Beginning with “Rude” (1995), Virgo’s features have all screened at Toronto. Virgo’s TV credits include his limited series adaptation of Lawrence Hill’s novel “The Book of Negroes” (CBC, BET), produced by Conquering Lion, his company with Damon D’Oliveira. The shinle is now developing Esi Edugyan’s jazz-themed novel “Half-Blood Blues.”
The 1990s-era, Scarborough-set “Brother,” adapted from Canadian David Chariandy’s novel, unfolds its story with a specificity that Virgo looks for in all cinema, no matter the maker’s origin point.
“The most exciting films we’re seeing now show neighborhoods as themselves, whether it’s Toronto or Paris or wherever,” Virgo says. “The unique idiom of the patois in Toronto — with the Jamaican influence and Somalian words — is what happens when cultures bump up against each other; it’s like music.
“What’s interesting now is the multiplicity of stories and voices; they are not the fringe anymore; they are occupying the center.”
Kelly Fyffe-Marshall, winner of TIFF’s inaugural Shawn Mendes Changemaker Award in 2020 for her short “Black Bodies” — which was inspired by her experience of racism during a visit to California — emphasizes that entrepreneurship is key to building the industry in Canada.
“If we keep leaving for the U.S. we will lose the industry here,” she says. Her Sunflower Studios, which is devoted to sustainability and inclusive projects, is developing a series around Filipino comedy group Tita Collective, and another around a Jamaican comedian.
“When Morning Comes,” her debut feature that bows Sept. 12, follows a rambunctious Jamaican boy who runs away from home for a few days after his mother decides to relocate to Canada.
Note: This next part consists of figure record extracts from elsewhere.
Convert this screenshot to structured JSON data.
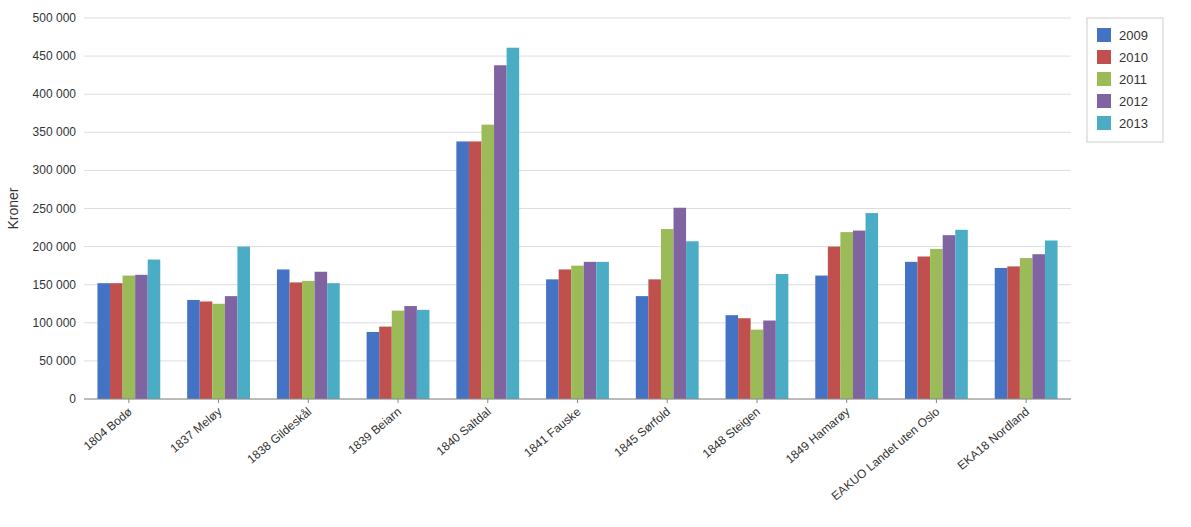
{
  "chart_data": {
    "type": "bar",
    "ylabel": "Kroner",
    "categories": [
      "1804 Bodø",
      "1837 Meløy",
      "1838 Gildeskål",
      "1839 Beiarn",
      "1840 Saltdal",
      "1841 Fauske",
      "1845 Sørfold",
      "1848 Steigen",
      "1849 Hamarøy",
      "EAKUO Landet uten Oslo",
      "EKA18 Nordland"
    ],
    "series": [
      {
        "name": "2009",
        "color": "#4472C4",
        "values": [
          152000,
          130000,
          170000,
          88000,
          338000,
          157000,
          135000,
          110000,
          162000,
          180000,
          172000
        ]
      },
      {
        "name": "2010",
        "color": "#C0504D",
        "values": [
          152000,
          128000,
          153000,
          95000,
          338000,
          170000,
          157000,
          106000,
          200000,
          187000,
          174000
        ]
      },
      {
        "name": "2011",
        "color": "#9BBB59",
        "values": [
          162000,
          125000,
          155000,
          116000,
          360000,
          175000,
          223000,
          91000,
          219000,
          197000,
          185000
        ]
      },
      {
        "name": "2012",
        "color": "#8064A2",
        "values": [
          163000,
          135000,
          167000,
          122000,
          438000,
          180000,
          251000,
          103000,
          221000,
          215000,
          190000
        ]
      },
      {
        "name": "2013",
        "color": "#4BACC6",
        "values": [
          183000,
          200000,
          152000,
          117000,
          461000,
          180000,
          207000,
          164000,
          244000,
          222000,
          208000
        ]
      }
    ],
    "ylim": [
      0,
      500000
    ],
    "yticks": [
      0,
      {
        "value": 50000,
        "label": "50 000"
      },
      {
        "value": 100000,
        "label": "100 000"
      },
      {
        "value": 150000,
        "label": "150 000"
      },
      {
        "value": 200000,
        "label": "200 000"
      },
      {
        "value": 250000,
        "label": "250 000"
      },
      {
        "value": 300000,
        "label": "300 000"
      },
      {
        "value": 350000,
        "label": "350 000"
      },
      {
        "value": 400000,
        "label": "400 000"
      },
      {
        "value": 450000,
        "label": "450 000"
      },
      {
        "value": 500000,
        "label": "500 000"
      }
    ],
    "grid": true,
    "legend": "right"
  }
}
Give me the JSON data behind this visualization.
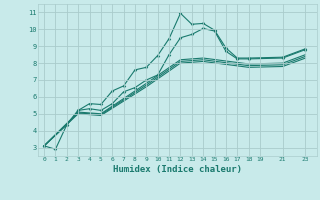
{
  "bg_color": "#c8eaea",
  "grid_color": "#aacccc",
  "line_color": "#1a7a6e",
  "xlabel": "Humidex (Indice chaleur)",
  "xlabel_fontsize": 6.5,
  "ylim": [
    2.5,
    11.5
  ],
  "xlim": [
    -0.5,
    24
  ],
  "yticks": [
    3,
    4,
    5,
    6,
    7,
    8,
    9,
    10,
    11
  ],
  "xticks": [
    0,
    1,
    2,
    3,
    4,
    5,
    6,
    7,
    8,
    9,
    10,
    11,
    12,
    13,
    14,
    15,
    16,
    17,
    18,
    19,
    21,
    23
  ],
  "line1_x": [
    0,
    1,
    2,
    3,
    4,
    5,
    6,
    7,
    8,
    9,
    10,
    11,
    12,
    13,
    14,
    15,
    16,
    17,
    18,
    21,
    23
  ],
  "line1_y": [
    3.1,
    2.9,
    4.35,
    5.2,
    5.6,
    5.55,
    6.35,
    6.65,
    7.6,
    7.75,
    8.45,
    9.45,
    10.95,
    10.3,
    10.35,
    9.95,
    8.9,
    8.3,
    8.3,
    8.35,
    8.85
  ],
  "line2_x": [
    0,
    2,
    3,
    4,
    5,
    6,
    7,
    8,
    9,
    10,
    11,
    12,
    13,
    14,
    15,
    16,
    17,
    18,
    21,
    23
  ],
  "line2_y": [
    3.1,
    4.35,
    5.2,
    5.3,
    5.2,
    5.6,
    6.3,
    6.55,
    7.0,
    7.3,
    8.5,
    9.5,
    9.7,
    10.05,
    9.9,
    8.7,
    8.25,
    8.25,
    8.3,
    8.8
  ],
  "line3_x": [
    0,
    3,
    5,
    9,
    12,
    14,
    18,
    21,
    23
  ],
  "line3_y": [
    3.1,
    5.1,
    5.0,
    6.8,
    8.2,
    8.3,
    7.95,
    8.0,
    8.5
  ],
  "line4_x": [
    0,
    3,
    5,
    9,
    12,
    14,
    18,
    21,
    23
  ],
  "line4_y": [
    3.1,
    5.05,
    4.95,
    6.7,
    8.1,
    8.2,
    7.85,
    7.9,
    8.4
  ],
  "line5_x": [
    0,
    3,
    5,
    9,
    12,
    14,
    18,
    21,
    23
  ],
  "line5_y": [
    3.1,
    5.0,
    4.9,
    6.6,
    8.0,
    8.1,
    7.75,
    7.8,
    8.3
  ]
}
Written in a two-week burst and shot mostly in Jamaica in March with Canadian and Jamaican crews, the film depicts “the real Jamaica, outside of the stereotypes,’ said Fyffe-Marshall. “But it’s also a romanticized child’s journey, because it draws from my childhood memories.”
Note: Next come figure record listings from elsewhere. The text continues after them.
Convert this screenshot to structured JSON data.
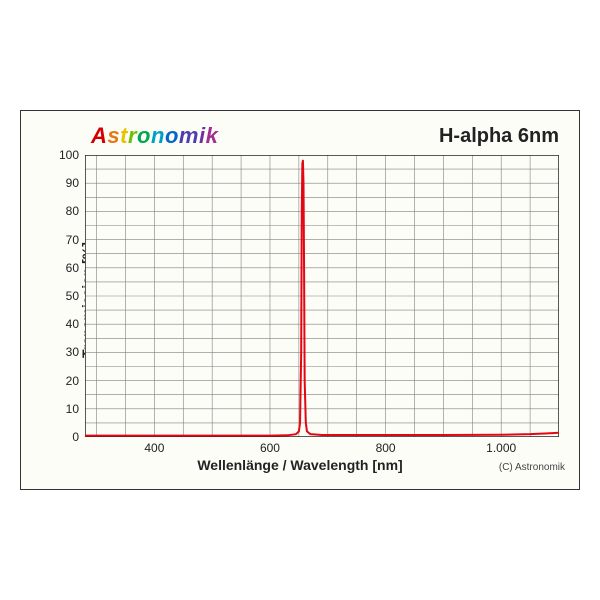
{
  "brand": {
    "text": "Astronomik",
    "letter_colors": [
      "#d40000",
      "#e67817",
      "#e6c200",
      "#6fbf00",
      "#00a651",
      "#00a0c6",
      "#0066cc",
      "#4b3fb0",
      "#7030a0",
      "#a03090",
      "#c02080"
    ]
  },
  "title_right": "H-alpha 6nm",
  "copyright": "(C) Astronomik",
  "chart": {
    "type": "line",
    "background_color": "#fdfdf8",
    "grid_color": "#808080",
    "grid_width": 0.6,
    "axis_color": "#222222",
    "line_color": "#e30613",
    "line_width": 2,
    "xlim": [
      280,
      1100
    ],
    "ylim": [
      0,
      100
    ],
    "xlabel": "Wellenlänge / Wavelength [nm]",
    "ylabel": "Transmission [%]",
    "label_fontsize": 14,
    "tick_fontsize": 12,
    "yticks": [
      0,
      10,
      20,
      30,
      40,
      50,
      60,
      70,
      80,
      90,
      100
    ],
    "ytick_labels": [
      "0",
      "10",
      "20",
      "30",
      "40",
      "50",
      "60",
      "70",
      "80",
      "90",
      "100"
    ],
    "xticks": [
      400,
      600,
      800,
      1000
    ],
    "xtick_labels": [
      "400",
      "600",
      "800",
      "1.000"
    ],
    "ygrid_minor_step": 5,
    "xgrid_step": 50,
    "series": {
      "x": [
        280,
        600,
        630,
        645,
        650,
        652,
        654,
        655,
        656,
        657,
        658,
        659,
        660,
        662,
        664,
        670,
        690,
        900,
        1000,
        1050,
        1080,
        1100
      ],
      "y": [
        0.5,
        0.5,
        0.6,
        1,
        2,
        5,
        30,
        80,
        97,
        98,
        90,
        60,
        20,
        5,
        2,
        1,
        0.7,
        0.7,
        0.8,
        1,
        1.3,
        1.5
      ]
    }
  }
}
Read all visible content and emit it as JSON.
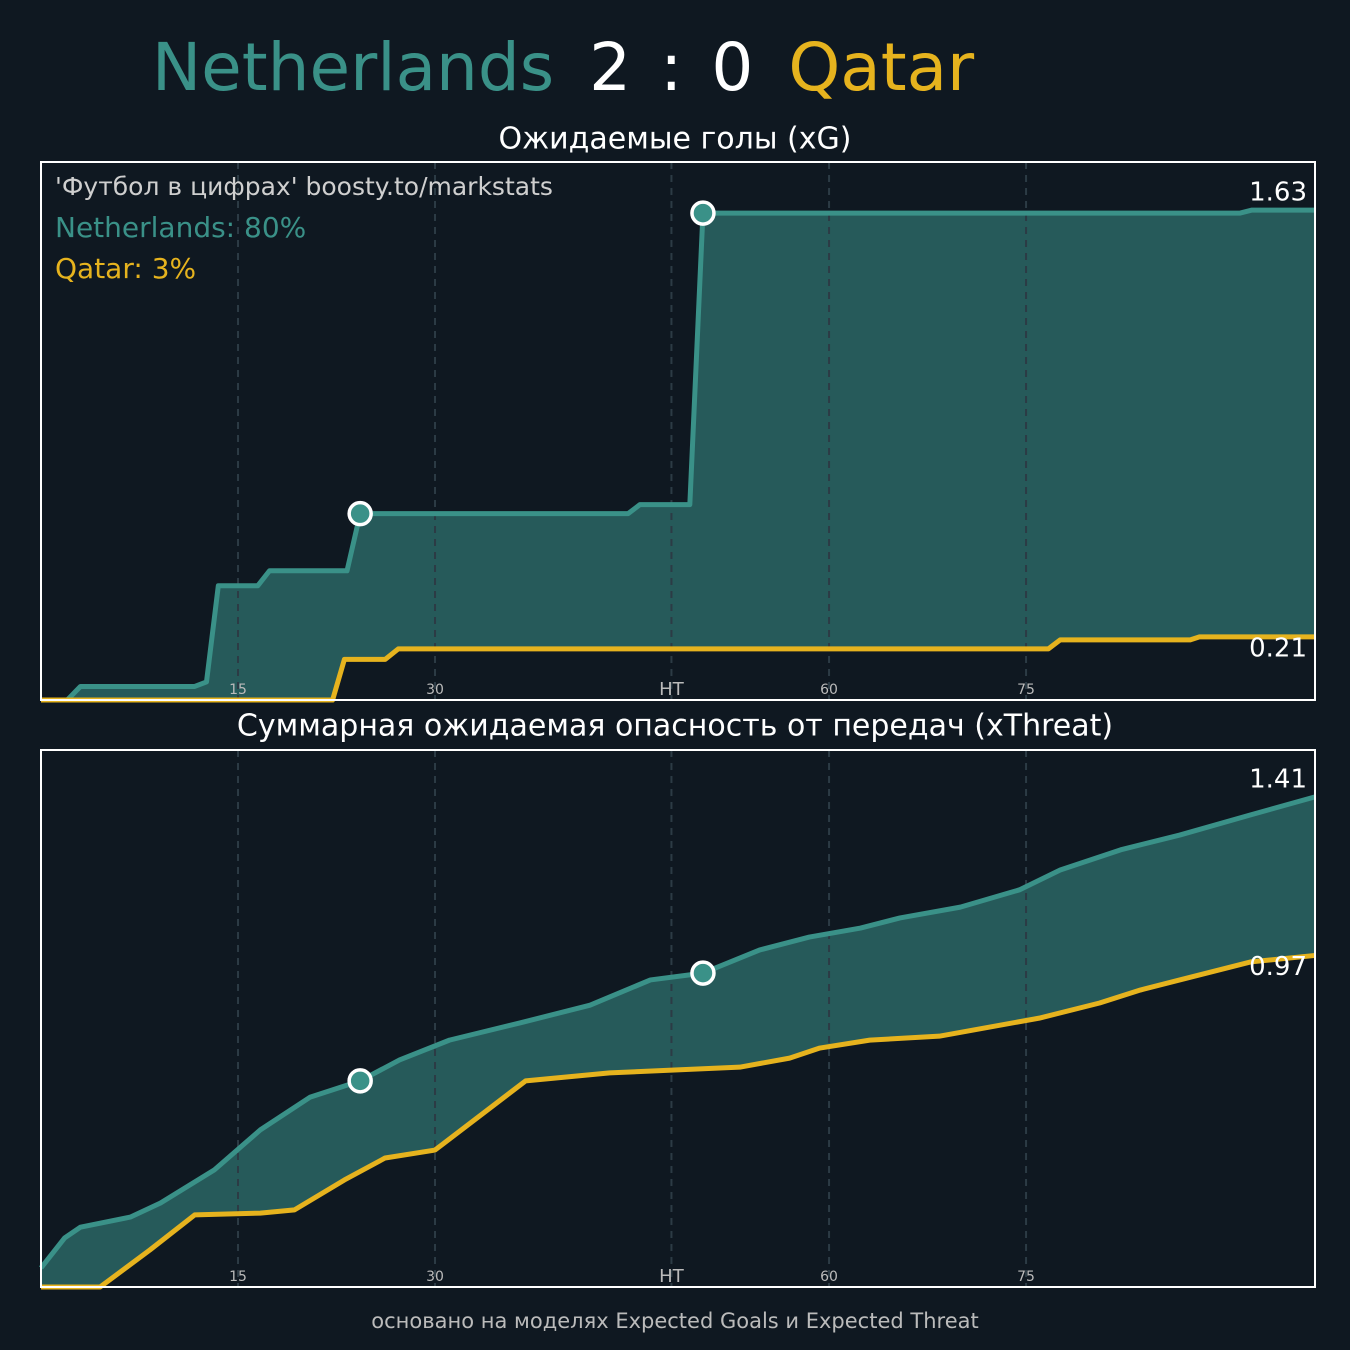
{
  "header": {
    "home": "Netherlands",
    "home_score": 2,
    "separator": ":",
    "away_score": 0,
    "away": "Qatar",
    "home_color": "#3a9188",
    "away_color": "#e6b31e"
  },
  "chart_data": [
    {
      "type": "line",
      "title": "Ожидаемые голы (xG)",
      "fill_between": true,
      "fill_color": "#265a5a",
      "grid": true,
      "annotations": [
        {
          "text": "'Футбол в цифрах' boosty.to/markstats",
          "color": "#cfcfcf"
        },
        {
          "text": "Netherlands: 80%",
          "color": "#3a9188"
        },
        {
          "text": "Qatar: 3%",
          "color": "#e6b31e"
        }
      ],
      "xlim": [
        0,
        97
      ],
      "ylim": [
        0,
        1.79
      ],
      "xticks": [
        15,
        30,
        {
          "value": 48,
          "label": "HT"
        },
        60,
        75
      ],
      "series": [
        {
          "name": "Netherlands",
          "color": "#3a9188",
          "markers": [
            9,
            13
          ],
          "x": [
            0,
            2,
            3,
            11.7,
            12.6,
            13.5,
            16.5,
            17.4,
            23.3,
            24.3,
            44.7,
            45.6,
            49.4,
            50.4,
            91.3,
            92.2,
            97
          ],
          "values": [
            0,
            0,
            0.045,
            0.045,
            0.06,
            0.38,
            0.38,
            0.43,
            0.43,
            0.62,
            0.62,
            0.65,
            0.65,
            1.62,
            1.62,
            1.63,
            1.63
          ]
        },
        {
          "name": "Qatar",
          "color": "#e6b31e",
          "markers": [],
          "x": [
            0,
            22.2,
            23.1,
            26.2,
            27.2,
            76.7,
            77.6,
            87.5,
            88.2,
            97
          ],
          "values": [
            0,
            0,
            0.135,
            0.135,
            0.17,
            0.17,
            0.2,
            0.2,
            0.21,
            0.21
          ]
        }
      ]
    },
    {
      "type": "line",
      "title": "Суммарная ожидаемая опасность от передач (xThreat)",
      "fill_between": true,
      "fill_color": "#265a5a",
      "grid": true,
      "xlim": [
        0,
        97
      ],
      "ylim": [
        0.05,
        1.54
      ],
      "xticks": [
        15,
        30,
        {
          "value": 48,
          "label": "HT"
        },
        60,
        75
      ],
      "series": [
        {
          "name": "Netherlands",
          "color": "#3a9188",
          "markers": [
            8,
            14
          ],
          "x": [
            0,
            1.8,
            3,
            6.8,
            9.1,
            13.2,
            16.7,
            20.5,
            24.3,
            27.3,
            31.1,
            36.5,
            41.8,
            46.4,
            50.4,
            54.7,
            58.5,
            62.4,
            65.4,
            70,
            74.5,
            77.6,
            82.2,
            86.7,
            92.1,
            97
          ],
          "values": [
            0.103,
            0.186,
            0.216,
            0.244,
            0.283,
            0.375,
            0.486,
            0.577,
            0.622,
            0.68,
            0.735,
            0.783,
            0.832,
            0.902,
            0.921,
            0.985,
            1.021,
            1.046,
            1.074,
            1.104,
            1.152,
            1.207,
            1.263,
            1.304,
            1.36,
            1.41
          ]
        },
        {
          "name": "Qatar",
          "color": "#e6b31e",
          "markers": [],
          "x": [
            0,
            4.5,
            8.3,
            11.7,
            16.7,
            19.3,
            23.1,
            26.2,
            30,
            36.9,
            43.3,
            53.2,
            57,
            59.3,
            63.1,
            68.4,
            76,
            80.6,
            83.7,
            86.7,
            92.1,
            97
          ],
          "values": [
            0.05,
            0.05,
            0.153,
            0.25,
            0.255,
            0.264,
            0.347,
            0.408,
            0.43,
            0.622,
            0.644,
            0.66,
            0.685,
            0.713,
            0.735,
            0.746,
            0.796,
            0.838,
            0.874,
            0.902,
            0.952,
            0.97
          ]
        }
      ]
    }
  ],
  "footer": "основано на моделях Expected Goals и Expected Threat"
}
Her next feature, “Summer of the Gun,” is something of a sequel and takes place in 2005 when gun violence was high in Toronto. “I use films as my activism,” the filmmaker said. “How do we speak to gun violence? The news doesn’t tell us what’s really happening. We don’t know what happened before and after an incident, we don’t know what the ricochet of that bullet really is.”
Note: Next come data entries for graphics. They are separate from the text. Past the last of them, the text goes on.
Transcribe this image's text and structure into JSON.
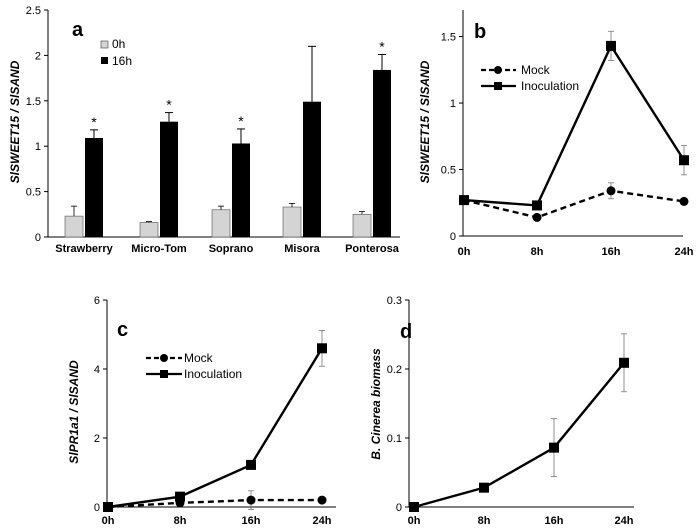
{
  "chart_data": [
    {
      "panel": "a",
      "type": "bar",
      "ylabel": "SlSWEET15 / SlSAND",
      "ylim": [
        0,
        2.5
      ],
      "yticks": [
        "0",
        "0.5",
        "1",
        "1.5",
        "2",
        "2.5"
      ],
      "categories": [
        "Strawberry",
        "Micro-Tom",
        "Soprano",
        "Misora",
        "Ponterosa"
      ],
      "series": [
        {
          "name": "0h",
          "values": [
            0.23,
            0.16,
            0.3,
            0.33,
            0.25
          ],
          "errors": [
            0.11,
            0.01,
            0.04,
            0.04,
            0.03
          ]
        },
        {
          "name": "16h",
          "values": [
            1.09,
            1.27,
            1.03,
            1.49,
            1.84
          ],
          "errors": [
            0.09,
            0.1,
            0.16,
            0.61,
            0.17
          ]
        }
      ],
      "annotations": [
        "*",
        "*",
        "*",
        "",
        "*"
      ]
    },
    {
      "panel": "b",
      "type": "line",
      "ylabel": "SlSWEET15 / SlSAND",
      "ylim": [
        0,
        1.7
      ],
      "yticks": [
        "0",
        "0.5",
        "1",
        "1.5"
      ],
      "categories": [
        "0h",
        "8h",
        "16h",
        "24h"
      ],
      "series": [
        {
          "name": "Mock",
          "values": [
            0.27,
            0.14,
            0.34,
            0.26
          ],
          "errors": [
            0,
            0.01,
            0.06,
            0.01
          ]
        },
        {
          "name": "Inoculation",
          "values": [
            0.27,
            0.23,
            1.43,
            0.57
          ],
          "errors": [
            0,
            0.01,
            0.11,
            0.11
          ]
        }
      ]
    },
    {
      "panel": "c",
      "type": "line",
      "ylabel": "SlPR1a1 / SlSAND",
      "ylim": [
        0,
        6
      ],
      "yticks": [
        "0",
        "2",
        "4",
        "6"
      ],
      "categories": [
        "0h",
        "8h",
        "16h",
        "24h"
      ],
      "series": [
        {
          "name": "Mock",
          "values": [
            0,
            0.12,
            0.2,
            0.2
          ],
          "errors": [
            0,
            0.02,
            0.27,
            0.02
          ]
        },
        {
          "name": "Inoculation",
          "values": [
            0,
            0.3,
            1.22,
            4.6
          ],
          "errors": [
            0,
            0.05,
            0.06,
            0.52
          ]
        }
      ]
    },
    {
      "panel": "d",
      "type": "line",
      "ylabel": "B. Cinerea biomass",
      "ylim": [
        0,
        0.3
      ],
      "yticks": [
        "0",
        "0.1",
        "0.2",
        "0.3"
      ],
      "categories": [
        "0h",
        "8h",
        "16h",
        "24h"
      ],
      "series": [
        {
          "name": "B. Cinerea biomass",
          "values": [
            0,
            0.028,
            0.086,
            0.209
          ],
          "errors": [
            0,
            0.005,
            0.042,
            0.042
          ]
        }
      ]
    }
  ]
}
The responsibility of telling the story right initially weighed heavily on noted documentarian Hubert Davis (2005 Oscar nominated short doc “Hardwood”) when he was approached about taking on the hockey-themed feature documentary “Black Ice.”
With Uninterrupted Canada’s chief content officer Vinay Virmani attached as producer, Uninterrupted founders LeBron James and Maverick Carter on board and Drake’s DreamCrew Entertainment in the mix as exec producers, the question was not whether the film would get made but what it would really be about. (The film, which screened Sept. 10, has Canadian theatrical and TV distribution.)
The project’s jumping-off point was the 2005 book “Black Ice: The Lost History of the Colored Hockey League of the Maritimes, 1895-1925,” written by two Canadian hockey historians, who made a short doc over a decade ago that contained the framework of the story.
“The league existed at the turn of this century and there were all these innovations that came into the sport through the league, which are all really well documented,” Davis says. “They found descendants of people who were in the league, and there was this idea of the Black community existing and then these stories fading away.” There was also the throughline of contemporary players who have lineage to the CHL, including Wayne Simmonds of the Toronto Maple Leafs.
“If we’re talking about the Black experience in hockey, we’re really talking about the Black experience in Canada, because hockey and Canada are intertwined,” Davis said, “So are we really going to do it justice or scratch this surface?
“For some reason, Canadians don’t want to talk about how racism works specifically in Canada, it was always deferred,” he continued. “I didn’t know about the Black communities in Nova Scotia, and I grew up in Canada! So we decided to bounce between different timelines and stories to reveal the whole picture, which is really the message of the film.
“When you’re dealing with a problem like systemic racism, you can’t look at the individual story: you can only see it in the bigger picture.”